Photo: Courtesy AshleyMadison.
UPDATE: The Impact Team has followed through with their threats and released the data from last month's hack — information from 32 million Ashley Madison accounts are now online.

This article was originally published on July 20, 2015.

Bad news for seekers of adulterous liaisons: Cheating site Ashley Madison got hacked last week, exposing the private information of its 37 million members.

A group calling themselves "The Impact Team" reportedly conducted the hack, which stole information from Avid Life Media, the company that owns Ashley Madison and a couple of other hookup destinations (Cougar Life and Established Men). The group primarily stole data such as employee network account and salary information, plus company bank account details.

Perhaps most damning (and most interesting) about the leak: The Impact Team members decided to expose their own breach because they realized Ashley Madison's $20 a pop "full delete" feature is a scam. The cheating site promises to delete all your details from its servers, but in reality, users' purchase information — such as names and addresses — is never fully removed. Thus, proof of your maybe one-time indiscretion could linger long after it took place, even though you think all the evidence has been deleted.
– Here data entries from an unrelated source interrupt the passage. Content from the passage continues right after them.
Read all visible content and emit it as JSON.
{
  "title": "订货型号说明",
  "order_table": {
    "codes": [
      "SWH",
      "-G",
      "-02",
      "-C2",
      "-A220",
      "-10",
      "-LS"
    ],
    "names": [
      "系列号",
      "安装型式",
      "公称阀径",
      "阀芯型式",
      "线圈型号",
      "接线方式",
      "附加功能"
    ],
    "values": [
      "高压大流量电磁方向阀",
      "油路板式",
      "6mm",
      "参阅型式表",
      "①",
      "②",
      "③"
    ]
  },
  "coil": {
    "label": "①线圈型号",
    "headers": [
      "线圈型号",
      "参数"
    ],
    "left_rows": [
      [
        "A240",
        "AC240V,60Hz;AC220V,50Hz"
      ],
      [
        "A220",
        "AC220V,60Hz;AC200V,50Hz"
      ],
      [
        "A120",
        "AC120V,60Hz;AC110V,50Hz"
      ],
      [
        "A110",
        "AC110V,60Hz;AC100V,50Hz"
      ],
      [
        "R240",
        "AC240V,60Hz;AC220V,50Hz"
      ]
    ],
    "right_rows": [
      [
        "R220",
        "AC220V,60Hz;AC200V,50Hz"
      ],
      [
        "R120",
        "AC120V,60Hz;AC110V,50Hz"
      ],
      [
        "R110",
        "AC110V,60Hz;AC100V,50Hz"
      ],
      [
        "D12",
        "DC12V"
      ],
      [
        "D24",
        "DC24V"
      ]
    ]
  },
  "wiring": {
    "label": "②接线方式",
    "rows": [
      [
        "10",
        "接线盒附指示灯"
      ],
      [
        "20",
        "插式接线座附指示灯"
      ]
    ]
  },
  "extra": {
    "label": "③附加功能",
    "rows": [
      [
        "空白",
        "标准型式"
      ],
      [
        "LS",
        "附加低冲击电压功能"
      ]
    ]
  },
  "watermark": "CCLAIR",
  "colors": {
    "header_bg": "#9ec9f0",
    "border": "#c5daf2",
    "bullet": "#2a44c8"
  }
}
In a manifesto, the group wrote, "a significant percentage of the population is about to have a very bad day, including many rich and powerful people." Yikes. Unless Ashley Madison is permanently taken offline, The Impact Team says it will reveal all customer records, "including profiles with all the customers’ secret sexual fantasies and matching credit card transactions, real names and addresses, and employee documents and emails."
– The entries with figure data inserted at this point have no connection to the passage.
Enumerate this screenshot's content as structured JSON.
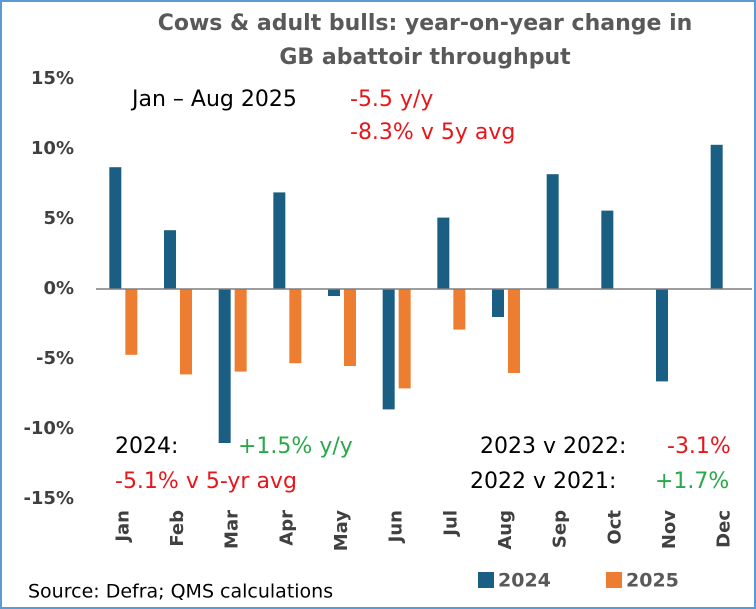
{
  "chart_data": {
    "type": "bar",
    "title": [
      "Cows & adult bulls: year-on-year change in",
      "GB abattoir throughput"
    ],
    "categories": [
      "Jan",
      "Feb",
      "Mar",
      "Apr",
      "May",
      "Jun",
      "Jul",
      "Aug",
      "Sep",
      "Oct",
      "Nov",
      "Dec"
    ],
    "series": [
      {
        "name": "2024",
        "color": "#1b5e83",
        "values": [
          8.7,
          4.2,
          -11.0,
          6.9,
          -0.5,
          -8.6,
          5.1,
          -2.0,
          8.2,
          5.6,
          -6.6,
          10.3
        ]
      },
      {
        "name": "2025",
        "color": "#ed7d31",
        "values": [
          -4.7,
          -6.1,
          -5.9,
          -5.3,
          -5.5,
          -7.1,
          -2.9,
          -6.0,
          null,
          null,
          null,
          null
        ]
      }
    ],
    "ylim": [
      -15,
      15
    ],
    "yticks": [
      {
        "value": 15,
        "label": "15%"
      },
      {
        "value": 10,
        "label": "10%"
      },
      {
        "value": 5,
        "label": "5%"
      },
      {
        "value": 0,
        "label": "0%"
      },
      {
        "value": -5,
        "label": "-5%"
      },
      {
        "value": -10,
        "label": "-10%"
      },
      {
        "value": -15,
        "label": "-15%"
      }
    ],
    "grid": false,
    "annotations": [
      {
        "text": "Jan – Aug 2025",
        "color": "#000000"
      },
      {
        "text": "-5.5 y/y",
        "color": "#e8161b"
      },
      {
        "text": "-8.3% v 5y avg",
        "color": "#e8161b"
      },
      {
        "text": "2024:",
        "color": "#000000"
      },
      {
        "text": "+1.5% y/y",
        "color": "#2aa84a"
      },
      {
        "text": "-5.1% v 5-yr avg",
        "color": "#e8161b"
      },
      {
        "text": "2023 v 2022:",
        "color": "#000000"
      },
      {
        "text": "-3.1%",
        "color": "#e8161b"
      },
      {
        "text": "2022 v 2021:",
        "color": "#000000"
      },
      {
        "text": "+1.7%",
        "color": "#2aa84a"
      }
    ],
    "source": "Source: Defra; QMS calculations",
    "legend": "bottom"
  }
}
This hack comes just a few short months after hackers leaked user information from hookup site Adult Friend Finder.

Avid Life Media has released a statement about the attack, and CEO Noel Biderman told KrebsOnSecurity that the company has identified the culprit behind it: someone who had worked on Avid Life Media's servers in the past (likely a contractor), but was not a full employee.

If The Impact Team carries through with its threats, certain spouses will have some serious explaining to do.